La nature et mon cœur seront les sources où je puiserai. Je tâcherai de rendre la vertu aimable aux yeux de ce cher enfant, et je suis plus convaincu que personne que le meilleur moyen de la lui inspirer est de lui en donner l’exemple : car la plupart des pères sont la cause principale des dérèglements et des vices de leurs enfants.

Mon bonheur sera durable, parce que je sais borner mes désirs, parce que je n’ai rien à me reprocher, qu’il n’est pas fondé sur le malheur d’autrui, et parce que je sens que je jouis de cette satisfaction intérieure qui est la plus grande de toutes les félicités ; enfin mon bonheur sera durable, parce que je le partage avec une femme que j’adore, et qui me donne tous les jours de nouvelles preuves de la simplicité et de l’excellence de son caractère. Ce bonheur m’est cher, monsieur, parce qu’il est inhérent à mes devoirs, et parce que vous l’aimez ; vous l’aimez parce qu’il est fondé sur la vertu, et que depuis longtemps déjà vous vous plaisez à vous intéresser à moi.
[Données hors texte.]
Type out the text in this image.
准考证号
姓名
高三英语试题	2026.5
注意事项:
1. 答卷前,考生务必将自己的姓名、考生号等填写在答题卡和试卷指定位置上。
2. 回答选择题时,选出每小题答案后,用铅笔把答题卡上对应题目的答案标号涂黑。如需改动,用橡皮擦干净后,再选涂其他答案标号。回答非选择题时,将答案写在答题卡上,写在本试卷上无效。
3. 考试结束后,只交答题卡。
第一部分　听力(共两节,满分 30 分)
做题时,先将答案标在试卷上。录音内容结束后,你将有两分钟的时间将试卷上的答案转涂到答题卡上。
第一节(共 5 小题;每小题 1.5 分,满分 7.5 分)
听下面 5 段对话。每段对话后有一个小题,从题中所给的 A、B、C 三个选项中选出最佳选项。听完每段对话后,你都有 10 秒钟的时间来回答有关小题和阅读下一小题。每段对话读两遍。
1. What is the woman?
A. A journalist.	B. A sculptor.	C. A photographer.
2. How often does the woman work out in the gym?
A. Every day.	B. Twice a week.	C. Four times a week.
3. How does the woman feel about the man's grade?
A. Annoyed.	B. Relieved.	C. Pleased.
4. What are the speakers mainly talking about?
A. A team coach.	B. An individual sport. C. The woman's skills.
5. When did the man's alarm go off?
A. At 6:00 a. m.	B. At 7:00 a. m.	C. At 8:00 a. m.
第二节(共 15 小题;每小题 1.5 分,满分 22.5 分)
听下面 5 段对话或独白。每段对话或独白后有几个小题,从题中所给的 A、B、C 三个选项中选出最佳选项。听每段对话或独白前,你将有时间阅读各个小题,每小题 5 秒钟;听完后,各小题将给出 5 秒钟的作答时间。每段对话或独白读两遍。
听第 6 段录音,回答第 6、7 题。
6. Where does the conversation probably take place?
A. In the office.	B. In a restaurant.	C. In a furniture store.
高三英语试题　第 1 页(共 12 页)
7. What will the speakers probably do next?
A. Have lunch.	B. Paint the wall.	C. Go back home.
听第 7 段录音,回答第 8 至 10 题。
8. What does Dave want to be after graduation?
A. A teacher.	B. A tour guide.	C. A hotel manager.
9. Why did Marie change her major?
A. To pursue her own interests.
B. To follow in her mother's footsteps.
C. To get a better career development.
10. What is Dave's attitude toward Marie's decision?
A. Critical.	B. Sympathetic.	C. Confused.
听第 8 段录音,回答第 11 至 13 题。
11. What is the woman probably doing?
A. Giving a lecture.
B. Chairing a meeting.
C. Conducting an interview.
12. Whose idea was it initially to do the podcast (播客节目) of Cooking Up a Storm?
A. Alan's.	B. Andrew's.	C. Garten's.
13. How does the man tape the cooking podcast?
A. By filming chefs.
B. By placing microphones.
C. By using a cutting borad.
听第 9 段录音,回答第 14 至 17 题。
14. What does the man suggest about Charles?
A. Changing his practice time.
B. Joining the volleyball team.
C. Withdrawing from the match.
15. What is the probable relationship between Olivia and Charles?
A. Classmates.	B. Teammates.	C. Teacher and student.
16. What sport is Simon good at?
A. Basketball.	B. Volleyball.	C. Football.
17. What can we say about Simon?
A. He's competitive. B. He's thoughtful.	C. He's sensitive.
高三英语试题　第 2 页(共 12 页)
Trissotin représenté par vous, les Femmes savantes deviennent nécessairement une fort mauvaise pièce. Eh ! qui pourrait n’être pas enchanté de ce nouveau Trissotin ? Je suis persuadé qu’au lieu du grec, ces dames vous auraient prié de leur parler votre français.

La nature, si prodigue envers vous, vous refuse quelquefois la santé. C’est à M. Tronchin à vous donner ce qu’elle semble vouloir vous dérober. Puisse-t-il l’emporter sur elle, et il sera mon héros ! Enfin, puisse-t-il vous arriver tout le bien que je vous souhaite, et vous serez le plus heureux des mortels !

Daignez présenter mes hommages à madame votre nièce, et accepter ceux de ma petite femme, qui est bien sensible à toutes les choses obligeantes que vous avez bien voulu lui faire parvenir.